La polémique sur les fichés S et les moyens mis en place pour la lutte contre le terrorisme a été relancée par les partis de droite alors le climat est resté apaisé à l'Assemblée nationale mercredi 12 décembre entre le gouvernement et ceux de gauche.

Les députés à l\'Assemblée nationale, le 29 juin 2010.
Les députés à l'Assemblée nationale, le 29 juin 2010. (PATRICK KOVARIK / AFP)

À l'Assemblée nationale mercredi 12 décembre, députés et ministres ont observé une minute de silence en hommage aux victimes de la tuerie de Strasbourg (Bas-Rhin).

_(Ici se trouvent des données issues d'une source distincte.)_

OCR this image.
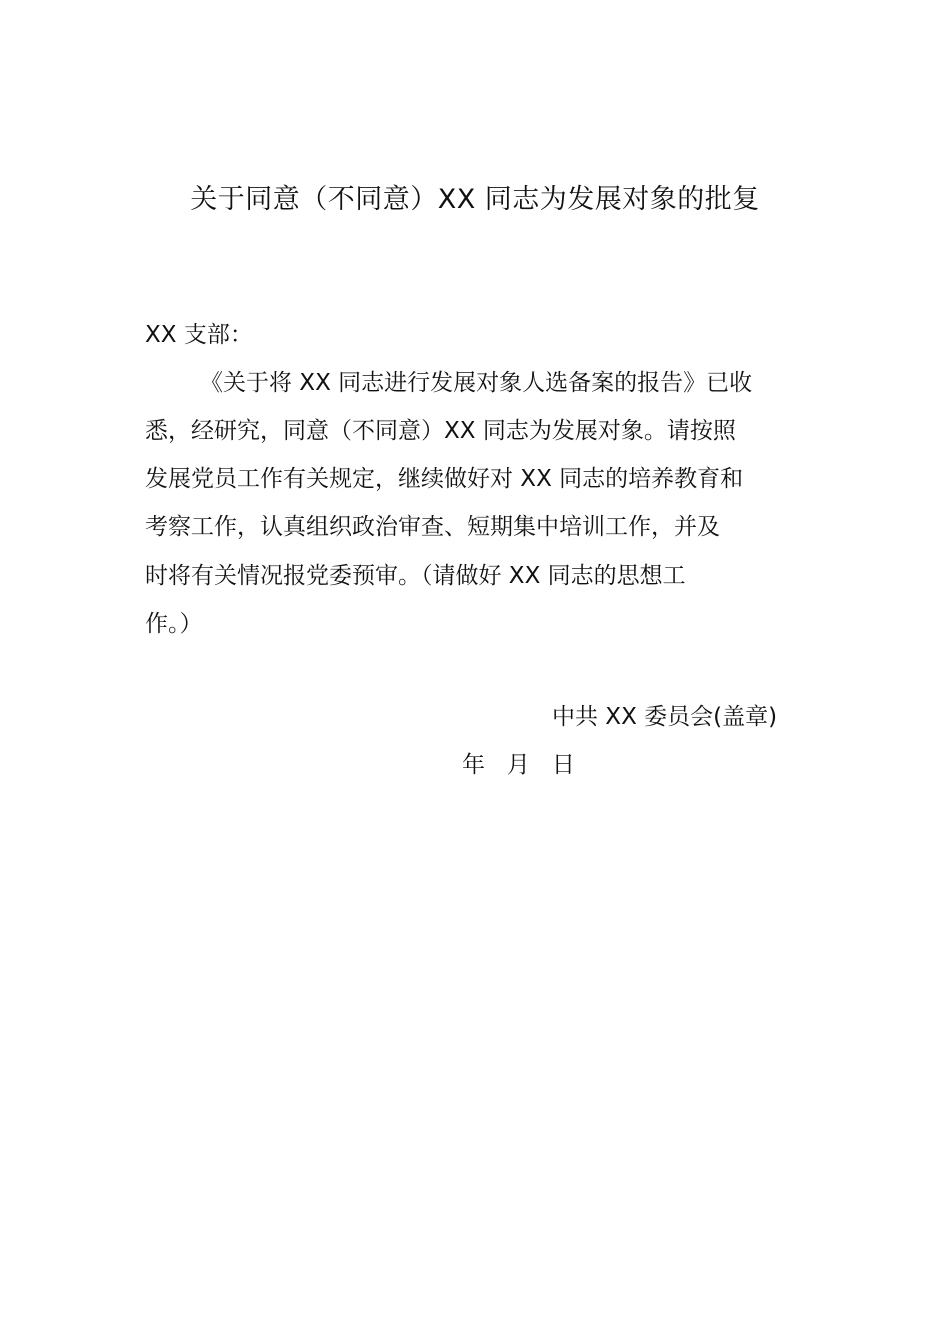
关于同意（不同意）XX 同志为发展对象的批复
XX 支部：
《关于将 XX 同志进行发展对象人选备案的报告》已收
悉，经研究，同意（不同意）XX 同志为发展对象。请按照
发展党员工作有关规定，继续做好对 XX 同志的培养教育和
考察工作，认真组织政治审查、短期集中培训工作，并及
时将有关情况报党委预审。（请做好 XX 同志的思想工
作。）
中共 XX 委员会(盖章)
年   月   日
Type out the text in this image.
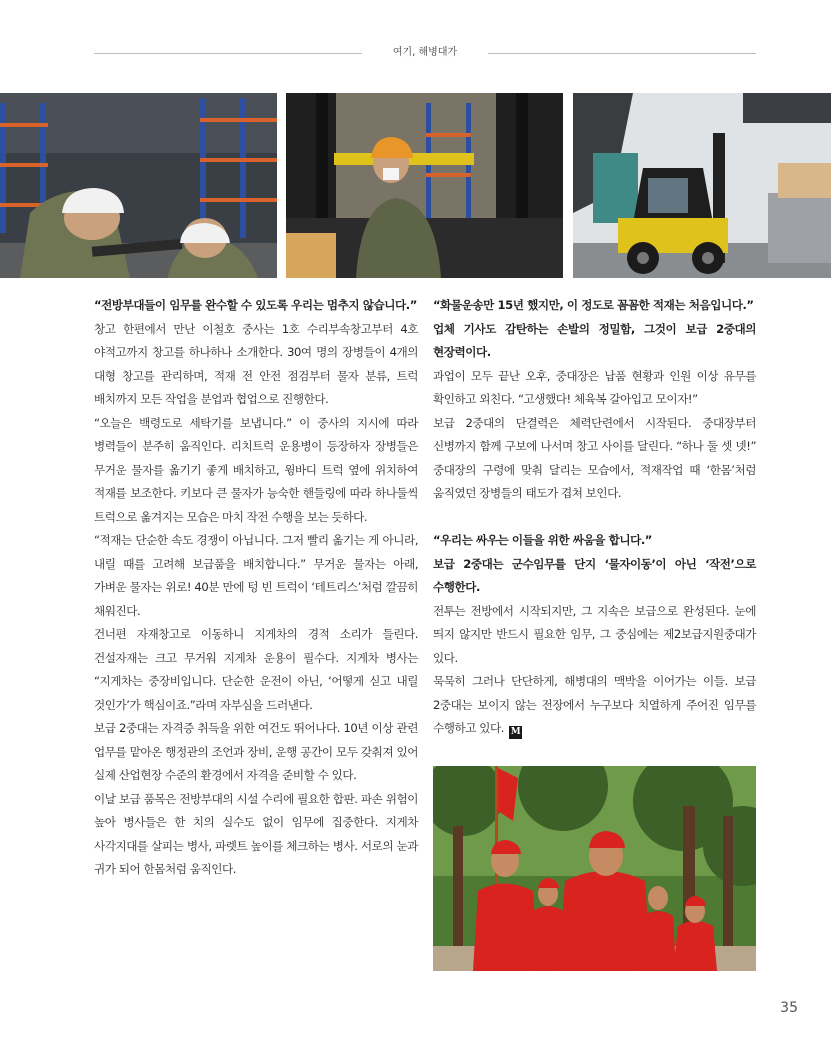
여기, 해병대가

“전방부대들이 임무를 완수할 수 있도록 우리는 멈추지 않습니다.”

창고 한편에서 만난 이철호 중사는 1호 수리부속창고부터 4호 야적고까지 창고를 하나하나 소개한다. 30여 명의 장병들이 4개의 대형 창고를 관리하며, 적재 전 안전 점검부터 물자 분류, 트럭 배치까지 모든 작업을 분업과 협업으로 진행한다.

“오늘은 백령도로 세탁기를 보냅니다.” 이 중사의 지시에 따라 병력들이 분주히 움직인다. 리치트럭 운용병이 등장하자 장병들은 무거운 물자를 옮기기 좋게 배치하고, 윙바디 트럭 옆에 위치하여 적재를 보조한다. 키보다 큰 물자가 능숙한 핸들링에 따라 하나둘씩 트럭으로 옮겨지는 모습은 마치 작전 수행을 보는 듯하다.

“적재는 단순한 속도 경쟁이 아닙니다. 그저 빨리 옮기는 게 아니라, 내릴 때를 고려해 보급품을 배치합니다.” 무거운 물자는 아래, 가벼운 물자는 위로! 40분 만에 텅 빈 트럭이 ‘테트리스’처럼 깔끔히 채워진다.

건너편 자재창고로 이동하니 지게차의 경적 소리가 들린다. 건설자재는 크고 무거워 지게차 운용이 필수다. 지게차 병사는 “지게차는 중장비입니다. 단순한 운전이 아닌, ‘어떻게 싣고 내릴 것인가’가 핵심이죠.”라며 자부심을 드러낸다.

보급 2중대는 자격증 취득을 위한 여건도 뛰어나다. 10년 이상 관련 업무를 맡아온 행정관의 조언과 장비, 운행 공간이 모두 갖춰져 있어 실제 산업현장 수준의 환경에서 자격을 준비할 수 있다.

이날 보급 품목은 전방부대의 시설 수리에 필요한 합판. 파손 위험이 높아 병사들은 한 치의 실수도 없이 임무에 집중한다. 지게차 사각지대를 살피는 병사, 파렛트 높이를 체크하는 병사. 서로의 눈과 귀가 되어 한몸처럼 움직인다.

“화물운송만 15년 했지만, 이 정도로 꼼꼼한 적재는 처음입니다.”

업체 기사도 감탄하는 손발의 정밀함, 그것이 보급 2중대의 현장력이다.

과업이 모두 끝난 오후, 중대장은 납품 현황과 인원 이상 유무를 확인하고 외친다. “고생했다! 체육복 갈아입고 모이자!”

보급 2중대의 단결력은 체력단련에서 시작된다. 중대장부터 신병까지 함께 구보에 나서며 창고 사이를 달린다. “하나 둘 셋 넷!” 중대장의 구령에 맞춰 달리는 모습에서, 적재작업 때 ‘한몸’처럼 움직였던 장병들의 태도가 겹쳐 보인다.

“우리는 싸우는 이들을 위한 싸움을 합니다.”

보급 2중대는 군수임무를 단지 ‘물자이동’이 아닌 ‘작전’으로 수행한다.

전투는 전방에서 시작되지만, 그 지속은 보급으로 완성된다. 눈에 띄지 않지만 반드시 필요한 임무, 그 중심에는 제2보급지원중대가 있다.

묵묵히 그러나 단단하게, 해병대의 맥박을 이어가는 이들. 보급 2중대는 보이지 않는 전장에서 누구보다 치열하게 주어진 임무를 수행하고 있다. M

35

Très ému, le député du Bas-Rhin Bruno Studer a eu du mal à s'exprimer. Un moment rare d'union nationale. Jean-Luc Mélenchon lui-même appelle la classe politique à ne pas se diviser. Des mots appréciés par le Premier ministre Édouard Philippe. Pas de polémique aujourd'hui à l'Assemblée.

Une loi antiterroriste adéquate

Pourtant la veille, Laurent Wauquiez, le patron LR, avait relancé le débat sur la surveillance des fichés S : "Combien d'attentats commis par des fichés S devons-nous encore subir avant d'adapter notre droit à la lutte contre le terrorisme ?" Internement préventif ou expulsion des fichés S, c'est aussi le discours de Marine Le Pen sur France 2 mercredi matin. Pour le gouvernement, la loi contre le terrorisme adoptée il y a un an permet d'avoir un dispositif de surveillance des personnes radicalisées suffisant.